The Abbot of Glendalough was the head of the monastery at Glendalough, founded by Saint Kevin in the early sixth century, which is in modern-day County Wicklow, Ireland. After the death of Saint Kevin, the abbots bore the title "Comarbai Cóemgein" (i.e. "successor of Saint Kevin"). Until the early twelfth century, a number of abbots and others at the monastery of Glendalough had also been consecrated bishops, but this did not necessarily mean they were bishops of Glendalough, since the Diocese of Glendalough was not established until the Synod of Rathbreasail in 1111.

==List of abbots==
The following is a list of abbots and early monastic bishops. (Those who were consecrated bishops, but did not hold the office of coarb or abbot are indicated in italics and brackets):
- Saint Kevin (Cóemgen mac Cóemloga), died 3 June 618 or 622
- Colmán Cerbb, also bishop, died 12 December 657/60
- Dairchell moccu Rétai, also bishop, died 3 May 678
- Do Chumac Conóc, died 687
- Dub Gualae, died 712
- Énchorach ua Dodáin, died 769
- Máel Combair, died 790
- Ceithernach, died 799
- Mimthenach, died 800
- Áed, died 809
- Échtbrann, died 809
- Guaire, died 810
- Eterscél mac Cellaig, also bishop
- Suibne mac Ioseph, died 836
- Suibne ua Teimnén, died 842
- Daniél, also abbot of Tallaight, died 868
- Fechtnach, died 875
- Dúngal mac Baíthnine, also bishop, died 904
- Cormac mac Fidbrain, also bishop, died 927
- (Nuada, bishop, but abbot, died 930)
- Flann ua hAnaile, died 950
- Ferdomnach ua Máenaig, also abbot of Clonmacnoise, died 952
- Flann ua hÁeducáin, died 957
- Martan, also anchorite and abbot of Tallaight; died 959
- Crunnmáel, died 972
- Ailill mac Laignig, died 973
- Cairpre ua Corra, died 974
- Dúnchad ua Mancháin, died 1003
- Conn ua Diugraid, died 1014
- Flann ua Cellaig, died 1030
- Conaing ua Cerbaill, died 1031
- Cathassach ua Cathail, deposed 1031, died 1045
- Murchad ua Nióc, died 1032
- (Máel Brigte ua Máel Finn, bishop, not abbot, died 1041)
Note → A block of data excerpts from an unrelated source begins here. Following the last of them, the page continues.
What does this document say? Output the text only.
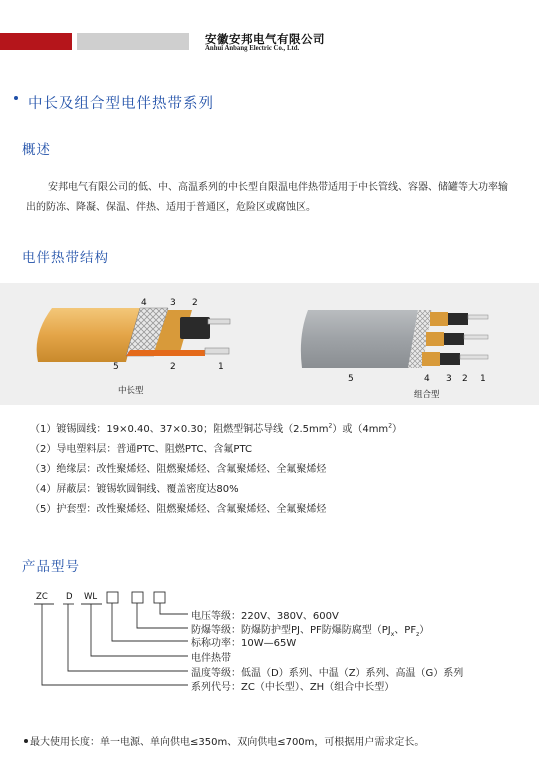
安徽安邦电气有限公司
Anhui Anbang Electric Co., Ltd.
中长及组合型电伴热带系列
概述
安邦电气有限公司的低、中、高温系列的中长型自限温电伴热带适用于中长管线、容器、储罐等大功率输出的防冻、降凝、保温、伴热、适用于普通区，危险区或腐蚀区。
电伴热带结构
4	3 2
5	2	1
中长型
5	4 3 2 1
组合型
（1）镀锡圆线：19×0.40、37×0.30；阻燃型铜芯导线$(2.5mm^2)$或$(4mm^2)$
（2）导电塑料层：普通PTC、阻燃PTC、含氟PTC
（3）绝缘层：改性聚烯烃、阻燃聚烯烃、含氟聚烯烃、全氟聚烯烃
（4）屏蔽层：镀锡软圆铜线、覆盖密度达80%
（5）护套型：改性聚烯烃、阻燃聚烯烃、含氟聚烯烃、全氟聚烯烃
产品型号
ZC D WL
电压等级：220V、380V、600V
防爆等级：防爆防护型PJ、PF防爆防腐型（$PJ_x$、$PF_z$）
标称功率：10W—65W
电伴热带
温度等级：低温（D）系列、中温（Z）系列、高温（G）系列
系列代号：ZC（中长型）、ZH（组合中长型）
最大使用长度：单一电源、单向供电≤350m、双向供电≤700m，可根据用户需求定长。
- Cináed mac Muiredaig, died 1068
- In Breithem Ua Mancháin, died 1095
- (Cormac Ua Máil, bishop, but not abbot, died 1101)
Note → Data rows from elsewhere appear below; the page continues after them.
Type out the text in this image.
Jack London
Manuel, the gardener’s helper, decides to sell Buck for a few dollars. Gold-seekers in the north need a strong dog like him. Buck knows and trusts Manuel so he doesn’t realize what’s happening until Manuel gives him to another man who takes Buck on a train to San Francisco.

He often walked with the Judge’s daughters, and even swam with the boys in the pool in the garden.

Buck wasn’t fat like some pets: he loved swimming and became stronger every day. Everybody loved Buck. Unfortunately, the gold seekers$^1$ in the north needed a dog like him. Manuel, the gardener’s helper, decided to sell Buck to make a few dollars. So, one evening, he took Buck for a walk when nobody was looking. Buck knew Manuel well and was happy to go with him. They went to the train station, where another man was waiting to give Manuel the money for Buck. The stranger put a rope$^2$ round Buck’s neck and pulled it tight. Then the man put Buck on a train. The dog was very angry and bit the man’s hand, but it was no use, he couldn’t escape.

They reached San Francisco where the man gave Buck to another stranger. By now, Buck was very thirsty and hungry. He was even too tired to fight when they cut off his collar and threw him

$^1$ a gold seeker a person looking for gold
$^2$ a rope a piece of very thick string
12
- Tuathal Ua Cathail, died 13 May 1106
- Gilla Comgaill Ua Tuathail, was killed by the Forthuatha Laigen in 1127; he was the father of Muirchertach Ua Tuathail, king of the Uí Muiredaig (1141–64), and grandfather of Lorcán Ua Tuathail (St Laurence O'Toole).
- Gilla Pátraic mac Tuathail Ua Cathail, was killed by the Uí Muiredaig in 1128; he was the son of Abbot Tuathal Ua Cathail.
- Dúnlaing Ua Cathail, died 1153
- Lorcán Ua Tuathail (St Laurence O'Toole), became abbot of Glendalough in 1154, and archbishop of Dublin in 1162, died 14 November 1180.

==Notes==

- It is uncertain whether Áed preceded or succeeded Échtbrann.
- It is uncertain whether Conaing preceded or succeeded Cathassach, who was blinded by Domnall ua Dúnlaing, grandson of Dúnlaing mac Tuathail Uí Muiredaig, king of Leinster (1014).